Before the game tips off and even before the players take the floor to warm up, Rick Carlisle has his pre-game press conference. Today, he's running 10 minutes late, but I’m told that’s the usual. When he does arrive, Carlisle's in basketball sweats, like he just got done getting up some jumpers. He walks up on stage and sits on a foldable chair he's too big for. He's slightly hunched, his eyes sullen, as if he’s been up all night studying for an organic chemistry final. I guess that’s the kind of effect the Golden State Warriors have on a coach. It's a casual atmosphere between him and the media sitting just a few feet away.
Attending an NBA game as a member of the media has always been personal dream of mine, and I did so on Saturday, earning a credential for the first time to help cover the Mavericks play the Warriors.
As for the actual game played, it was quite an eye sore, but that only took a little bit off the experience. I took an elevator with an actual elevator operator—something I've only seen in Mad Men episodes—up to the press box. It has a great setup for game viewing, with a perched viewpoint that allows you to make great basketball observations about positioning and defense that you can’t really get from a television broadcast. Several TVs hang down hang down in front of the press seats showing other sporting events—the Kentucky-Wisconsin game happened to be on. At halftime we all went down to the media dining room to get a bite to eat. The room had several large tables where the media could congregate with the atmosphere of a high school cafeteria.

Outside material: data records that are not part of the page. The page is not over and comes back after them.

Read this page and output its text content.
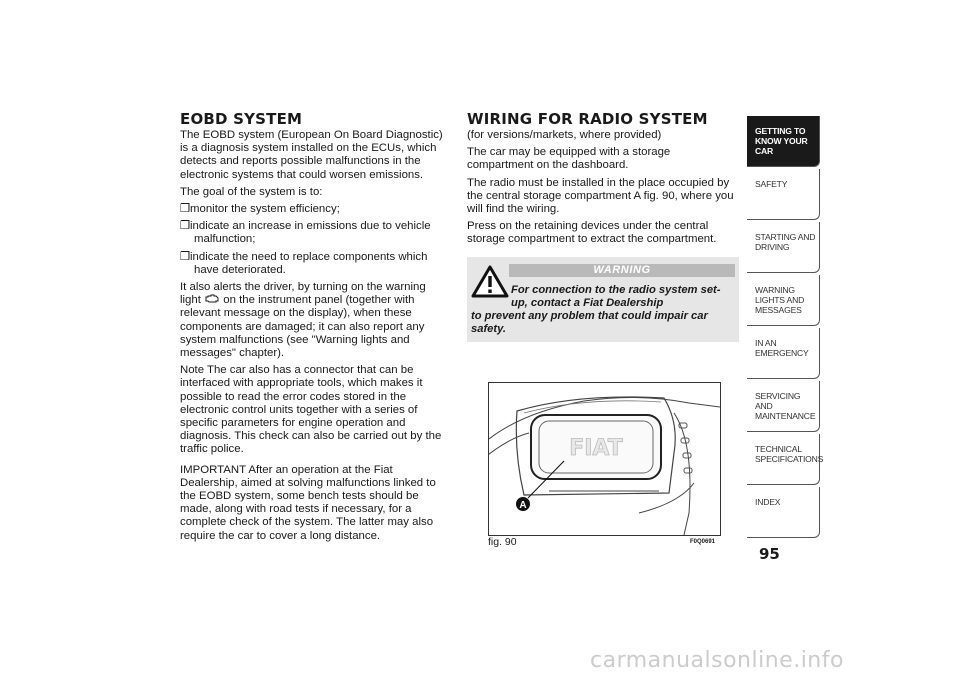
EOBD SYSTEM
The EOBD system (European On Board Diagnostic) is a diagnosis system installed on the ECUs, which detects and reports possible malfunctions in the electronic systems that could worsen emissions.
The goal of the system is to:
❒monitor the system efficiency;
❒indicate an increase in emissions due to vehicle malfunction;
❒indicate the need to replace components which have deteriorated.
It also alerts the driver, by turning on the warning light on the instrument panel (together with relevant message on the display), when these components are damaged; it can also report any system malfunctions (see "Warning lights and messages" chapter).
Note The car also has a connector that can be interfaced with appropriate tools, which makes it possible to read the error codes stored in the electronic control units together with a series of specific parameters for engine operation and diagnosis. This check can also be carried out by the traffic police.
IMPORTANT After an operation at the Fiat Dealership, aimed at solving malfunctions linked to the EOBD system, some bench tests should be made, along with road tests if necessary, for a complete check of the system. The latter may also require the car to cover a long distance.
WIRING FOR RADIO SYSTEM
(for versions/markets, where provided)
The car may be equipped with a storage compartment on the dashboard.
The radio must be installed in the place occupied by the central storage compartment A fig. 90, where you will find the wiring.
Press on the retaining devices under the central storage compartment to extract the compartment.
WARNING
For connection to the radio system set-up, contact a Fiat Dealership
to prevent any problem that could impair car safety.
FIAT
A
fig. 90	F0Q0691
GETTING TO KNOW YOUR CAR
SAFETY
STARTING AND DRIVING
WARNING LIGHTS AND MESSAGES
IN AN EMERGENCY
SERVICING AND MAINTENANCE
TECHNICAL SPECIFICATIONS
INDEX
95
carmanualsonline.info
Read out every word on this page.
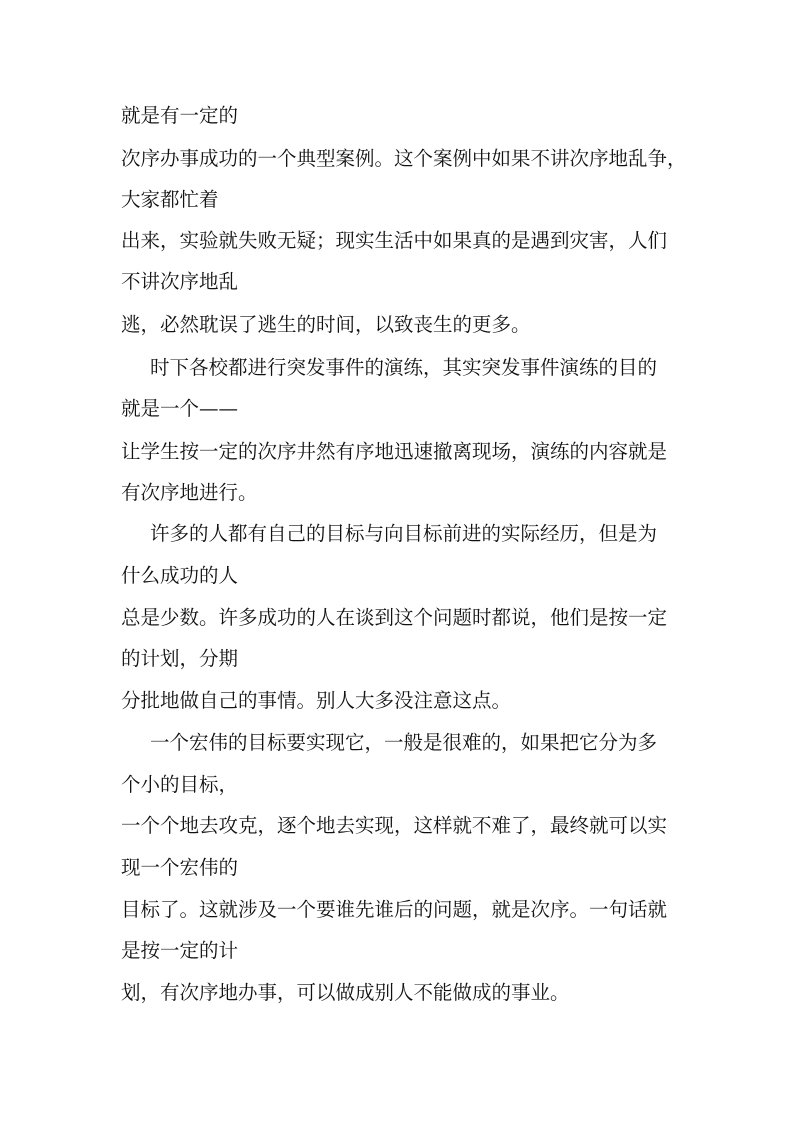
就是有一定的
次序办事成功的一个典型案例。这个案例中如果不讲次序地乱争，
大家都忙着
出来，实验就失败无疑；现实生活中如果真的是遇到灾害，人们
不讲次序地乱
逃，必然耽误了逃生的时间，以致丧生的更多。
时下各校都进行突发事件的演练，其实突发事件演练的目的
就是一个——
让学生按一定的次序井然有序地迅速撤离现场，演练的内容就是
有次序地进行。
许多的人都有自己的目标与向目标前进的实际经历，但是为
什么成功的人
总是少数。许多成功的人在谈到这个问题时都说，他们是按一定
的计划，分期
分批地做自己的事情。别人大多没注意这点。
一个宏伟的目标要实现它，一般是很难的，如果把它分为多
个小的目标，
一个个地去攻克，逐个地去实现，这样就不难了，最终就可以实
现一个宏伟的
目标了。这就涉及一个要谁先谁后的问题，就是次序。一句话就
是按一定的计
划，有次序地办事，可以做成别人不能做成的事业。
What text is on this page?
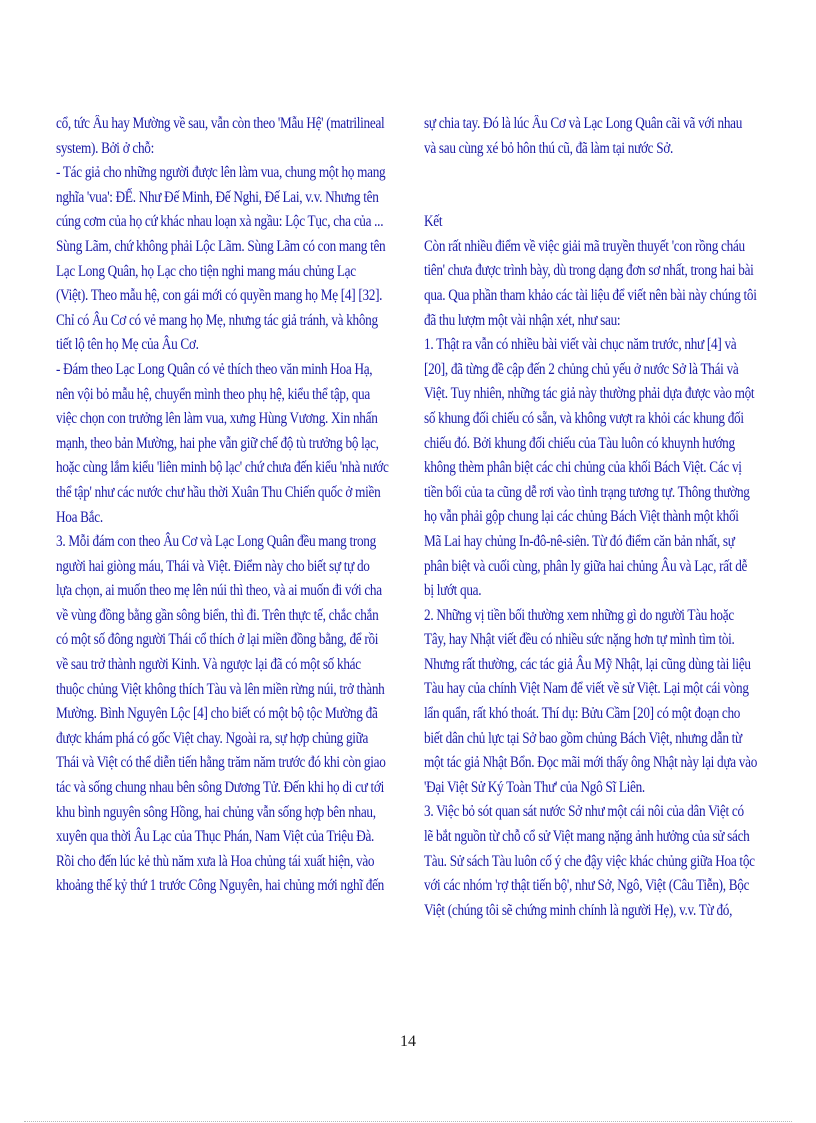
cổ, tức Âu hay Mường về sau, vẫn còn theo 'Mẫu Hệ' (matrilineal
system). Bởi ở chỗ:
- Tác giả cho những người được lên làm vua, chung một họ mang
nghĩa 'vua': ĐẾ. Như Đế Minh, Đế Nghi, Đế Lai, v.v. Nhưng tên
cúng cơm của họ cứ khác nhau loạn xà ngầu: Lộc Tục, cha của ...
Sùng Lãm, chứ không phải Lộc Lãm. Sùng Lãm có con mang tên
Lạc Long Quân, họ Lạc cho tiện nghi mang máu chủng Lạc
(Việt). Theo mẫu hệ, con gái mới có quyền mang họ Mẹ [4] [32].
Chỉ có Âu Cơ có vẻ mang họ Mẹ, nhưng tác giả tránh, và không
tiết lộ tên họ Mẹ của Âu Cơ.
- Đám theo Lạc Long Quân có vẻ thích theo văn minh Hoa Hạ,
nên vội bỏ mẫu hệ, chuyển mình theo phụ hệ, kiểu thể tập, qua
việc chọn con trưởng lên làm vua, xưng Hùng Vương. Xin nhấn
mạnh, theo bản Mường, hai phe vẫn giữ chế độ tù trưởng bộ lạc,
hoặc cùng lắm kiểu 'liên minh bộ lạc' chứ chưa đến kiểu 'nhà nước
thể tập' như các nước chư hầu thời Xuân Thu Chiến quốc ở miền
Hoa Bắc.
3. Mỗi đám con theo Âu Cơ và Lạc Long Quân đều mang trong
người hai giòng máu, Thái và Việt. Điểm này cho biết sự tự do
lựa chọn, ai muốn theo mẹ lên núi thì theo, và ai muốn đi với cha
về vùng đồng bằng gần sông biển, thì đi. Trên thực tế, chắc chắn
có một số đông người Thái cổ thích ở lại miền đồng bằng, để rồi
về sau trở thành người Kinh. Và ngược lại đã có một số khác
thuộc chủng Việt không thích Tàu và lên miền rừng núi, trở thành
Mường. Bình Nguyên Lộc [4] cho biết có một bộ tộc Mường đã
được khám phá có gốc Việt chay. Ngoài ra, sự hợp chủng giữa
Thái và Việt có thể diễn tiến hằng trăm năm trước đó khi còn giao
tác và sống chung nhau bên sông Dương Tử. Đến khi họ di cư tới
khu bình nguyên sông Hồng, hai chủng vẫn sống hợp bên nhau,
xuyên qua thời Âu Lạc của Thục Phán, Nam Việt của Triệu Đà.
Rồi cho đến lúc kẻ thù năm xưa là Hoa chủng tái xuất hiện, vào
khoảng thế kỷ thứ 1 trước Công Nguyên, hai chủng mới nghĩ đến
sự chia tay. Đó là lúc Âu Cơ và Lạc Long Quân cãi vã với nhau
và sau cùng xé bỏ hôn thú cũ, đã làm tại nước Sở.
Kết
Còn rất nhiều điểm về việc giải mã truyền thuyết 'con rồng cháu
tiên' chưa được trình bày, dù trong dạng đơn sơ nhất, trong hai bài
qua. Qua phần tham khảo các tài liệu để viết nên bài này chúng tôi
đã thu lượm một vài nhận xét, như sau:
1. Thật ra vẫn có nhiều bài viết vài chục năm trước, như [4] và
[20], đã từng đề cập đến 2 chủng chủ yếu ở nước Sở là Thái và
Việt. Tuy nhiên, những tác giả này thường phải dựa được vào một
số khung đối chiếu có sẵn, và không vượt ra khỏi các khung đối
chiếu đó. Bởi khung đối chiếu của Tàu luôn có khuynh hướng
không thèm phân biệt các chi chủng của khối Bách Việt. Các vị
tiền bối của ta cũng dễ rơi vào tình trạng tương tự. Thông thường
họ vẫn phải gộp chung lại các chủng Bách Việt thành một khối
Mã Lai hay chủng In-đô-nê-siên. Từ đó điểm căn bản nhất, sự
phân biệt và cuối cùng, phân ly giữa hai chủng Âu và Lạc, rất dễ
bị lướt qua.
2. Những vị tiền bối thường xem những gì do người Tàu hoặc
Tây, hay Nhật viết đều có nhiều sức nặng hơn tự mình tìm tòi.
Nhưng rất thường, các tác giả Âu Mỹ Nhật, lại cũng dùng tài liệu
Tàu hay của chính Việt Nam để viết về sử Việt. Lại một cái vòng
lẩn quẩn, rất khó thoát. Thí dụ: Bửu Cầm [20] có một đoạn cho
biết dân chủ lực tại Sở bao gồm chủng Bách Việt, nhưng dẫn từ
một tác giả Nhật Bổn. Đọc mãi mới thấy ông Nhật này lại dựa vào
'Đại Việt Sử Ký Toàn Thư' của Ngô Sĩ Liên.
3. Việc bỏ sót quan sát nước Sở như một cái nôi của dân Việt có
lẽ bắt nguồn từ chỗ cổ sử Việt mang nặng ảnh hưởng của sử sách
Tàu. Sử sách Tàu luôn cố ý che đậy việc khác chủng giữa Hoa tộc
với các nhóm 'rợ thật tiến bộ', như Sở, Ngô, Việt (Câu Tiễn), Bộc
Việt (chúng tôi sẽ chứng minh chính là người Hẹ), v.v. Từ đó,
14
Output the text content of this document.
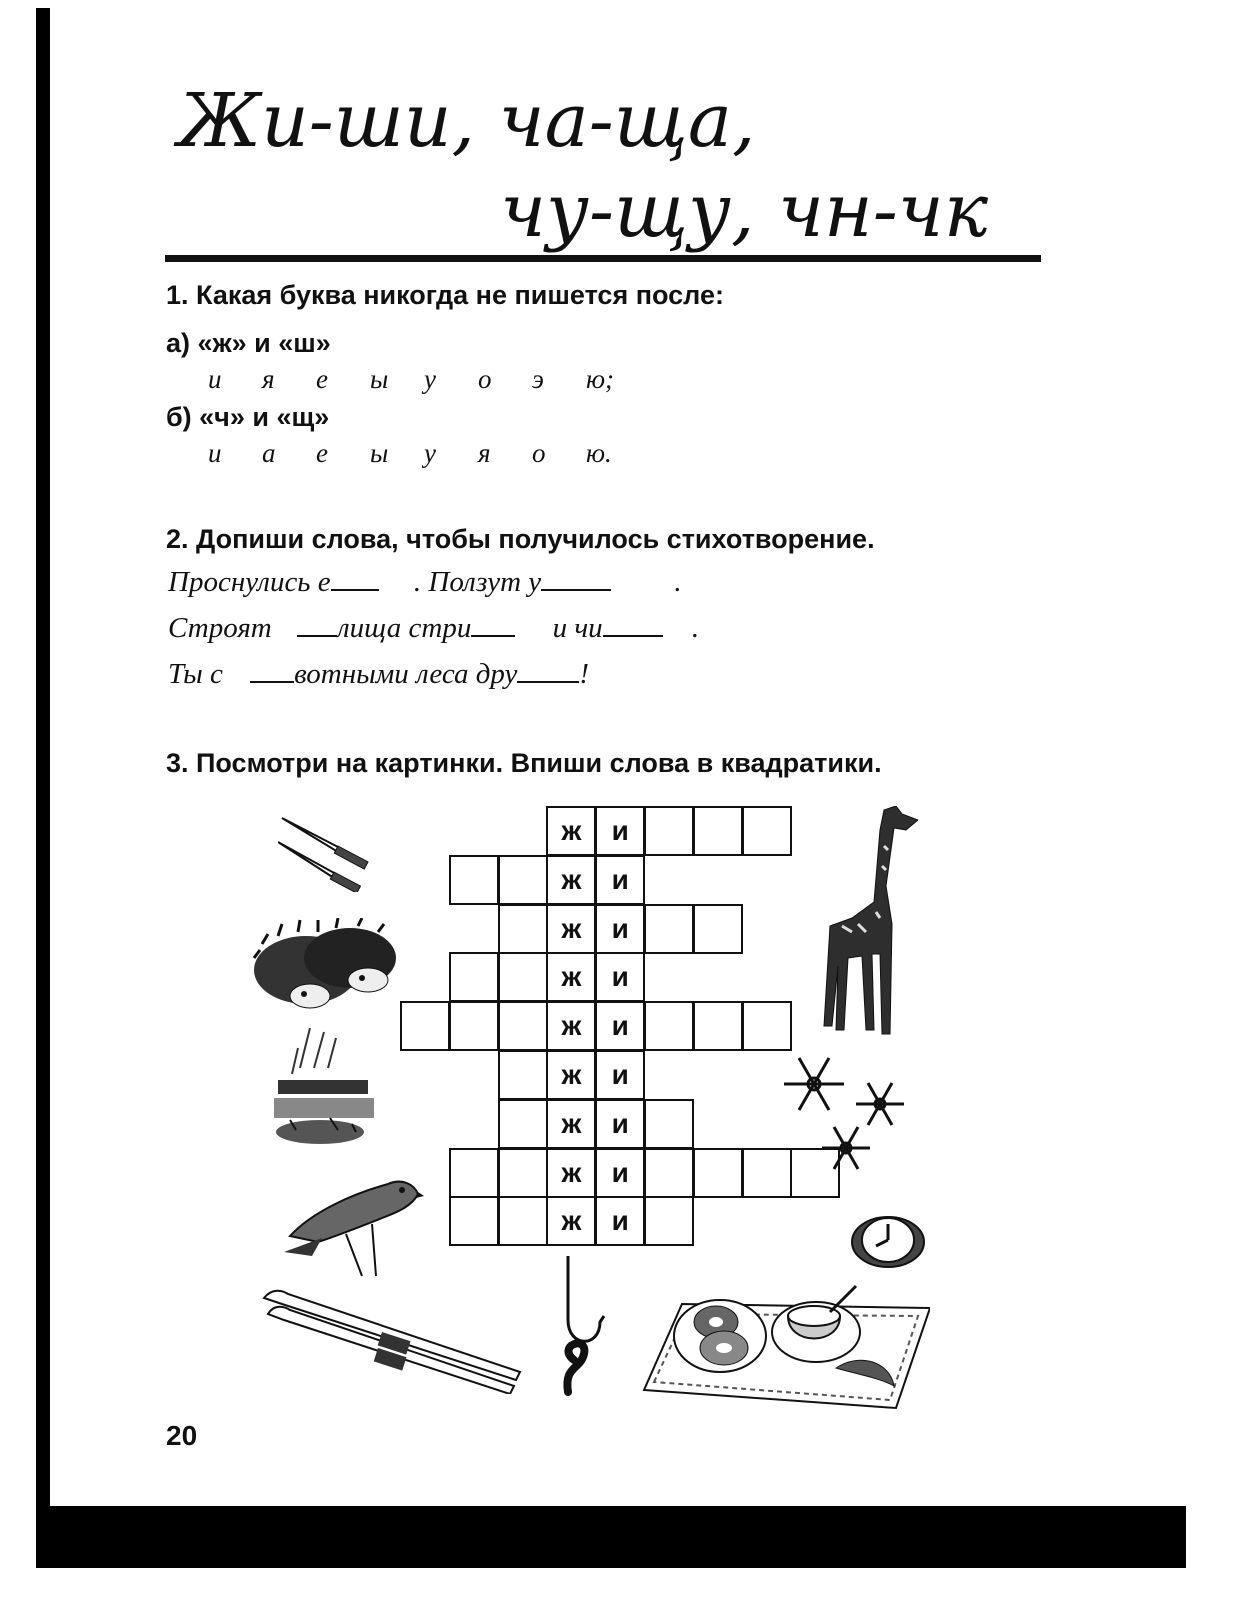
Жи-ши, ча-ща,
чу-щу, чн-чк
1. Какая буква никогда не пишется после:
а) «ж» и «ш»
и я е ы у о э ю;
б) «ч» и «щ»
и а е ы у я о ю.
2. Допиши слова, чтобы получилось стихотворение.
Проснулись е	. Ползут у	.
Строят лища стри	и чи	.
Ты с вотными леса дру !
3. Посмотри на картинки. Впиши слова в квадратики.
ж	и
ж	и
ж	и
ж	и
ж	и
ж	и
ж	и
ж	и
ж	и
20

The game ended. I made my way down to the underbelly of the American Airlines Center to hopefully catch both Steve Kerr and Rick Carlisle’s post game pressers. I waited outside the Golden State locker room with some other writers for a bit. Marc Stein walked by and I noticed he was pigeon-toed; I am also pigeon-toed, so this amused me. Kerr's presser was running a bit late, but the door to the Golden State locker room was open and I saw Steph Curry skipping down the hallway. Then I suddenly realized why Kerr's was running late: He was drenched in water and Gatorade from a post game celebration. That team was nothing but pure, unadulterated fun all evening. Any time I saw anyone from Golden State they were smiling; 60 plus wins will do that.
When I walked into the Mavs locker room, I was reminded of Michele Roberts' comments about the amount of standing and waiting in NBA locker rooms. I was an athlete in college, so the locker room scene felt normal. However, I could see how Roberts' comments about the standing around have some merit. The blowout loss made for a somber locker room, but all the players I would consider leaders on the team stayed to answer questions: Devin Harris, Tyson Chandler, Rajon Rondo, Dirk Nowitzki and Amar'e Stoudemire. Seeing Stoudemire's attire in person was really quite amazing: the bowler hat, the eclectic gold chain, the original Jordans. Dirk was the last player to speak. He answered questions about Shaun Livingston's groin shot with his usual Nowitzki charm.
I came away from this experience with a new appreciation for the community that basketball creates. Not just the teams themselves, but every group around them felt like a family: the beat writers, the PR staff, the training staff, the bloggers. During the course of an NBA season, all of these people probably spend more time with each other than with their own families. It's a special dynamic that I'd like to be a part of someday.